For their business approach, they’ve taken, appropriately, a metaphor from a poem:

Robert Frost’s limbs bending under the frost in “Birches.” They want the branch to surprise them with where it goes when it snaps back up, Buckley says.

“I think we’ll always have stuff to figure out in the day of ebooks and Kindle,” he says. “But we hear people still want to hold a poetry book in their hands, want the texture in the pages.”

Innisfree is one of only three all-poetry bookstores in the country and opened in an era of booming ebook sales and closing bookstores.

“It’s daunting, but it was exciting to do a double underdog thing,” Buckley says. “It’s a good reason to wake up with new ideas every morning.”

Some of those ideas have come from members of the Innisfree Poetry community, such as the idea for a weekly open mic night, which Naropa writing and poetics M.F.A. candidate Troy Suben initiated. Suben, a lifelong poet, had already decided Boulder needed another poetry open mic.

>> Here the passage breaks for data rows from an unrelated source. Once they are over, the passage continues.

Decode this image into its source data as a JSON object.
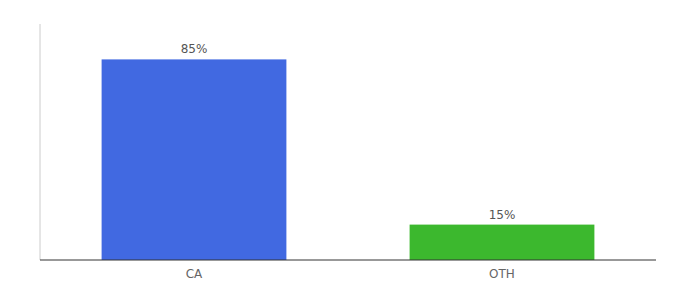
{
  "chart_data": {
    "type": "bar",
    "categories": [
      "CA",
      "OTH"
    ],
    "values": [
      85,
      15
    ],
    "value_labels": [
      "85%",
      "15%"
    ],
    "colors": [
      "#4169e1",
      "#3cb82e"
    ],
    "ylim": [
      0,
      100
    ],
    "data_labels": true,
    "tick_labels": "x"
  }
}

“When the bookstore opened, it was like the perfect opportunity to do it here,” Suben says. “It provides a safe space for people to read, to be who they are. … It’s really warm in there, it’s really friendly and people are really kind and supportive.”

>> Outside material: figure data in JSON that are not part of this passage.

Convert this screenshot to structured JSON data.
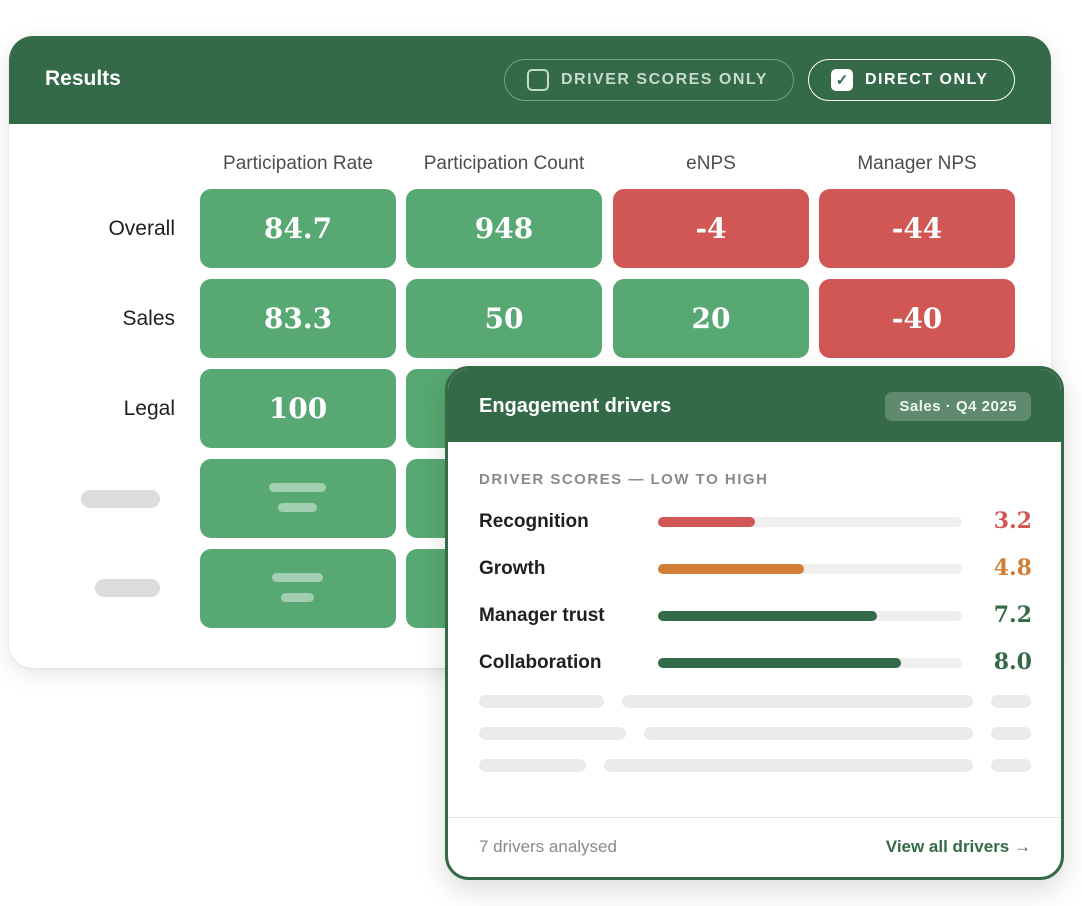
{
  "results": {
    "title": "Results",
    "toggles": {
      "driver_scores_only": {
        "label": "DRIVER SCORES ONLY",
        "checked": false
      },
      "direct_only": {
        "label": "DIRECT ONLY",
        "checked": true,
        "check_glyph": "✓"
      }
    },
    "columns": [
      "Participation Rate",
      "Participation Count",
      "eNPS",
      "Manager NPS"
    ],
    "rows": [
      {
        "label": "Overall",
        "cells": [
          {
            "value": "84.7",
            "status": "good"
          },
          {
            "value": "948",
            "status": "good"
          },
          {
            "value": "-4",
            "status": "bad"
          },
          {
            "value": "-44",
            "status": "bad"
          }
        ]
      },
      {
        "label": "Sales",
        "cells": [
          {
            "value": "83.3",
            "status": "good"
          },
          {
            "value": "50",
            "status": "good"
          },
          {
            "value": "20",
            "status": "good"
          },
          {
            "value": "-40",
            "status": "bad"
          }
        ]
      },
      {
        "label": "Legal",
        "cells": [
          {
            "value": "100",
            "status": "good"
          }
        ]
      }
    ],
    "colors": {
      "header": "#346a48",
      "good": "#57a872",
      "bad": "#d05753"
    }
  },
  "drivers": {
    "title": "Engagement drivers",
    "badge": "Sales · Q4 2025",
    "section_label": "DRIVER SCORES — LOW TO HIGH",
    "items": [
      {
        "name": "Recognition",
        "score": "3.2",
        "fill": 0.32,
        "color": "#d05753"
      },
      {
        "name": "Growth",
        "score": "4.8",
        "fill": 0.48,
        "color": "#d27d35"
      },
      {
        "name": "Manager trust",
        "score": "7.2",
        "fill": 0.72,
        "color": "#346a48"
      },
      {
        "name": "Collaboration",
        "score": "8.0",
        "fill": 0.8,
        "color": "#346a48"
      }
    ],
    "footer_count": "7 drivers analysed",
    "footer_link": "View all drivers →"
  }
}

The open mics have been drawing larger crowds over the last few months, a fact that both Carrillo and Suben connect, loosely, to the Occupy movement.

“When you have things like Occupy Wall Street going on and you have a lot of people who don’t necessarily have a cohesive message, you want people who are going to paint that experience and communicate in a potent way,” Carrillo says. “I think that’s one of the major aspects of value of poetry in society — we help people solidify their own ideas.”

For Innisfree’s one-year birthday party celebration on Dec. 10, the microphone will be turned on at 7 a.m. The day will include a children’s poetry hour, music by On the Fence and open readings of “Poems that Matter,” before switching to a fundraiser for the Normalizing Homebirth Project.

In the coming year, Buckley says they’ll be looking to do more programs to include students and perhaps explore the whispers about an Innisfree printing press.

“It’s nice to have a store just full of poets. You feel like you’re part of a larger tradition,” Carrillo says. “You feel like you’re part of something important happening in the grand scheme of things. It’s nice to have that sense of tradition and being part of a lineage.”

Buckley and Hunter are looking forward to that winter lull on the Hill, Buckley says. “We’re completely ready to slow down, breathe, reflect.”